Update. Auch der ATX ergrünt

Marktbericht. Nach schwächerem Start segelt der Wiener Leitindex im Windschatten festerer Euro-Börsen ins Plus.

Wien. Die Wiener Börse hat sich heute, Freitag, am Nachmittag bei durchschnittlichem Volumen mit freundlicher Tendenz gezeigt. Der ATX wurde um 14.15 Uhr mit 2.492,27 Punkten errechnet, das ist ein Plus von 7,5 Punkten bzw. 0,30 Prozent. Zum Vergleich: DAX/Frankfurt +0,18 Prozent, FTSE/London +0,35 Prozent und CAC-40/Paris +0,41 Prozent.
Auch die europäischen Leitbörsen präsentierten sich am Nachmittag nach einem schwachen Frühhandel überwiegend im Plus. Gemischte Vorgaben aus Übersee sowie Sorgen um ein baldiges Ende der ultra-lockeren Geldpolitik der US-Notenbank Fed haben der Stimmung am Vormittag noch einen leichten Dämpfer versetzt, hieß es aus dem Handel. Am späteren Nachmittag dürften neue Daten aus den USA in den Fokus rücken. Auf der Agenda stehen der Verbrauchervertrauensindex der Universität Michigan sowie der US-Index der Frühindikatoren.

Die Berichtssaison wurde heute mit den Zahlen von Uniqa und der Österreichischen Post fortgesetzt. Die Post hat im ersten Quartal 2013 besser verdient als in der Vorjahresperiode. So ist der operative Gewinn um 2,4 Prozent auf 59,7 Mio. Euro gestiegen. Der Umsatz ist hingegen nach der Dekonsolidierung des Geschäfts in Belgien und Luxemburg leicht gefallen. Der Ausblick auf das Gesamtjahr bleibt unverändert, es wird ein stabiler bis leicht steigender Umsatz erwartet. Die Titel der Post erhöhten sich um minimale 0,02 Prozent auf 31,50 Euro.
Dagegen legten Uniqa um deutliche 3,37 Prozent auf 10,75 Euro zu. Der Versicherungskonzern ist gut ins Jahr 2013 gestartet und hat mit einer Steigerung des Nettogewinns auf das Zweieinhalbfache im ersten Quartal die Analystenprognosen übertroffen. Das Konzernergebnis legte um 150 Prozent von 30 auf 76 Mio. Euro zu, erwartet waren im Schnitt 65 Mio. Euro.

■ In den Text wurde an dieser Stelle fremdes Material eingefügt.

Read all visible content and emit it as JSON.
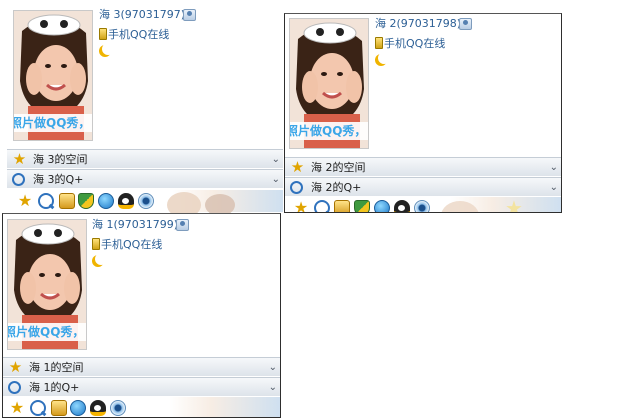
{
  "colors": {
    "nickname_text": "#2c5f95",
    "promo_text": "#3ba6e8",
    "bar_gradient_top": "#f6f8fa",
    "bar_gradient_bottom": "#dde3ea"
  },
  "cards": [
    {
      "nickname": "海 3(97031797)",
      "status_text": "手机QQ在线",
      "photo_caption": "照片做QQ秀，",
      "space_label": "海 3的空间",
      "qplus_label": "海 3的Q+",
      "icons": {
        "card": "contact-card-icon",
        "phone": "mobile-phone-icon",
        "moon": "crescent-moon-icon"
      }
    },
    {
      "nickname": "海 2(97031798)",
      "status_text": "手机QQ在线",
      "photo_caption": "照片做QQ秀，",
      "space_label": "海 2的空间",
      "qplus_label": "海 2的Q+",
      "icons": {
        "card": "contact-card-icon",
        "phone": "mobile-phone-icon",
        "moon": "crescent-moon-icon"
      }
    },
    {
      "nickname": "海 1(97031799)",
      "status_text": "手机QQ在线",
      "photo_caption": "照片做QQ秀，",
      "space_label": "海 1的空间",
      "qplus_label": "海 1的Q+",
      "icons": {
        "card": "contact-card-icon",
        "phone": "mobile-phone-icon",
        "moon": "crescent-moon-icon"
      }
    }
  ],
  "toolbar_icons": [
    "star-icon",
    "qplus-icon",
    "notebook-icon",
    "shield-icon",
    "globe-icon",
    "penguin-icon",
    "eye-icon"
  ],
  "bar_icons": {
    "space": "star-icon",
    "qplus": "qplus-icon",
    "expand": "chevron-down-icon"
  },
  "chevron_glyph": "⌄"
}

Stärkster Wert im prime market waren unterdessen Kapsch TrafficCom, die sich um 3,60 Prozent auf 38,70 Euro verteuerten. Gut gesucht waren auch Strabag, welche um 2,88 Prozent auf 17,85 Euro nach oben korrigierten. Am Vortag waren die Aktien noch um fast sechs Prozent ans Ende der Wiener Kurstafel gesackt.

RHI zogen um 0,71 Prozent auf 27,50 Euro an. Die Analysten der Raiffeisen Centrobank (RCB) haben ihr Kursziel für die Papiere von 31,50 Euro auf 32,50 Euro angehoben. Die Kaufempfehlung „Buy" bleibt indessen aufrecht.

Unter den ATX-Schwergewichten zeigten sich die Bankwerte wenig bewegt. Während Raiffeisen um 0,13 Prozent auf 26,96 Euro vorrückten, gaben Erste Bank minimale 0,02 Prozent nach. Daneben zogen OMV um 1,14 Prozent auf 39,10 Euro an und voestalpine stiegen um 1,70 Prozent auf 25,48 Euro.

Das bisherige Tageshoch verzeichnete der ATX gegen 14.15 Uhr bei 2.492,27 Punkten, das Tagestief lag kurz nach 10.30 Uhr bei 2.472,07 Einheiten. Der ATX Prime notierte mit einem Plus von 0,36 Prozent bei 1.225,17 Zählern. Um 14.15 Uhr notierten im prime market 24 Titel mit höheren Kursen, elf mit tieferen und einer unverändert. In einer Aktie kam es bisher zu keiner Kursbildung.

Bis dato wurden im prime market 2.331.853 (Vortag: 2.795.387) Stück Aktien umgesetzt (Einfachzählung) mit einem Kurswert von rund 74,26 (83,29) Mio. Euro (Doppelzählung). Umsatzstärkstes Papier ist bisher Erste Group mit 363.408 gehandelten Aktien, was einem Kurswert von rund 18,62 Mio. Euro entspricht.